I have been preparing to sending the kids back to school since May.
All four of my kids are going to new schools in the fall. Two are leaving a private Montessori school that has served them moderately well over the last two years. The other two were homeschooled last year.
In the fall, the triplets will start Senior Kindergarten at the local public school and my eldest will start at the congregated gifted program, which he is finally old enough for.
I am under no illusion that this will be an easy transition.
We are in a new catchment area, having moved since my eldest started homeschooling, so I am entering into the relationship with the local elementary school without all the baggage that we left at the old school.
However, we continue to live in an area where the School Board believes that the Provincial standards forbid acceleration of any kind, even within the gifted program. My two kids who have been homeschooling are both at least 3 years ahead in both mathematics and reading while also being unbelievably stubborn and unwilling or unable to work on things that do not challenge them intellectually. And, both of them act out frustrations in extremely dramatic ways.

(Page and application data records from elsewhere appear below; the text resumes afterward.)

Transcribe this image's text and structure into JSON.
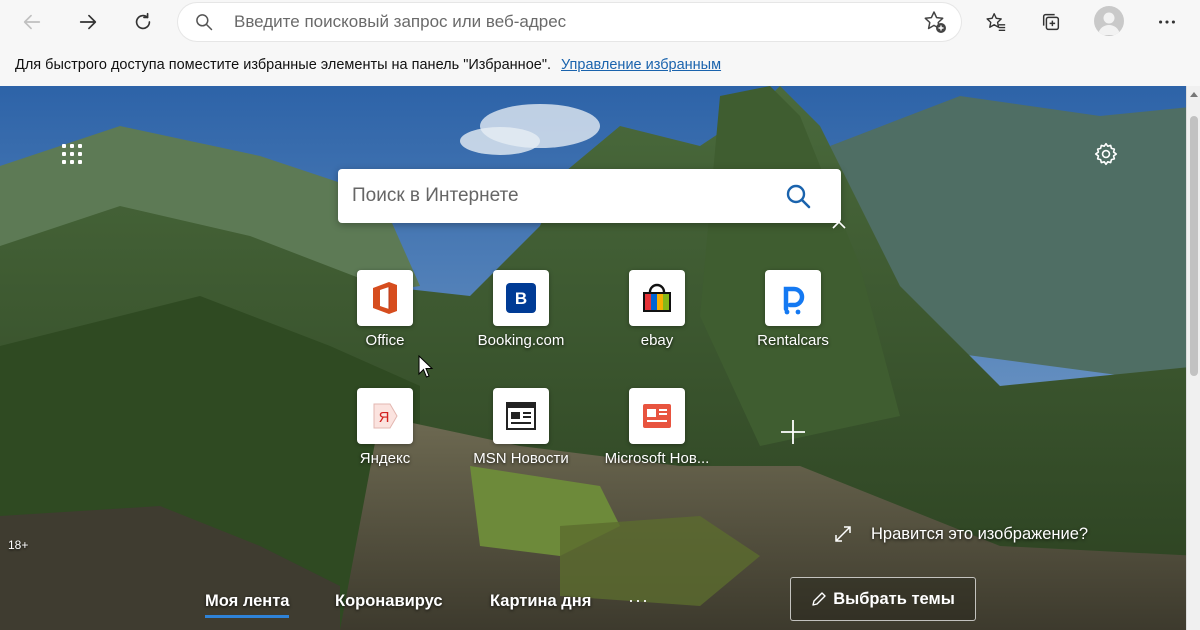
{
  "toolbar": {
    "address_placeholder": "Введите поисковый запрос или веб-адрес",
    "icons": [
      "back-arrow-icon",
      "forward-arrow-icon",
      "refresh-icon",
      "search-icon",
      "add-favorite-icon",
      "favorites-icon",
      "collections-icon",
      "profile-icon",
      "more-icon"
    ]
  },
  "favbar": {
    "message": "Для быстрого доступа поместите избранные элементы на панель \"Избранное\".",
    "manage_link": "Управление избранным"
  },
  "ntp": {
    "search_placeholder": "Поиск в Интернете",
    "tiles": [
      {
        "label": "Office",
        "icon": "office-icon"
      },
      {
        "label": "Booking.com",
        "icon": "booking-icon"
      },
      {
        "label": "ebay",
        "icon": "ebay-icon"
      },
      {
        "label": "Rentalcars",
        "icon": "rentalcars-icon"
      },
      {
        "label": "Яндекс",
        "icon": "yandex-icon"
      },
      {
        "label": "MSN Новости",
        "icon": "msn-news-icon"
      },
      {
        "label": "Microsoft Нов...",
        "icon": "microsoft-news-icon"
      }
    ],
    "age_badge": "18+",
    "like_image": "Нравится это изображение?",
    "nav": {
      "my_feed": "Моя лента",
      "coronavirus": "Коронавирус",
      "picture_of_day": "Картина дня",
      "more": "···",
      "choose_topics": "Выбрать темы"
    },
    "colors": {
      "accent": "#2f83d8",
      "link": "#1a63ad"
    }
  }
}
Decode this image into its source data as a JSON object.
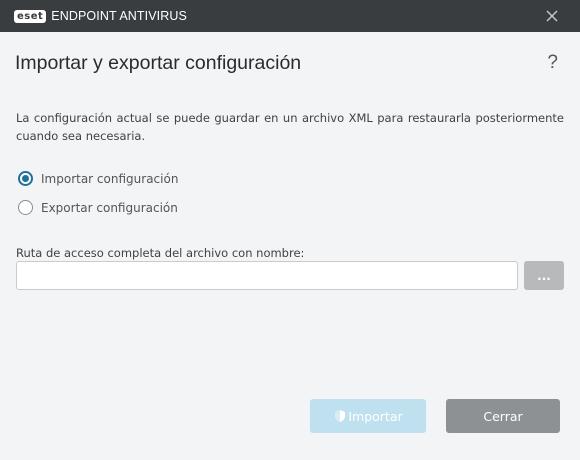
{
  "window": {
    "logo_text": "eset",
    "app_name": "ENDPOINT ANTIVIRUS"
  },
  "header": {
    "title": "Importar y exportar configuración",
    "help_glyph": "?"
  },
  "description": "La configuración actual se puede guardar en un archivo XML para restaurarla posteriormente cuando sea necesaria.",
  "options": [
    {
      "label": "Importar configuración",
      "selected": true
    },
    {
      "label": "Exportar configuración",
      "selected": false
    }
  ],
  "path": {
    "label": "Ruta de acceso completa del archivo con nombre:",
    "value": "",
    "placeholder": "",
    "browse_label": "..."
  },
  "buttons": {
    "import_label": "Importar",
    "import_icon": "shield-icon",
    "close_label": "Cerrar"
  },
  "colors": {
    "titlebar": "#3a3d40",
    "accent": "#1f6f9a",
    "import_disabled": "#bfe0ef",
    "close_button": "#8e9194"
  }
}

Getting ready for school involves a lot of work with the kids on emotional control and following instructions. In addition, I have already been in conversation with new Special Education Resource Teachers and the School Board about how to work with these children. I will spend much of August writing letters to their new classroom teachers to help them get things off to a good start. Because, for both of these kids, if the first week doesn’t go well, the whole year will be hard to redeem.
The two kids who have been at the Montessori school have not demonstrated challenging behaviour in the classroom, and I am hopeful that they will adapt well to the new style. Because of the change in curriculum, our summer is including academic work in the new style to help them demonstrate what they know in a way that fits into the teacher’s expectations. 1/2 of the team is enthusiastic and 1/2 of the team is resisting doing any work. I am hoping that this resistance is not an indicator of how this kid will act with a non-Mom teacher. However, working with them in this new way, I have a hunch that this change in schools is going to reveal some of these kids’ asynchronies in ways that frustrate them.
Honestly, I am so worried about the academic fit for these kids that I haven’t given any thought to new schedules and routines. I expect I’ll start panicking about those elements in about two weeks.
In past years, it has taken me until Halloween to get into a groove with the rhythms of school. I have no reason to believe this year will be any different.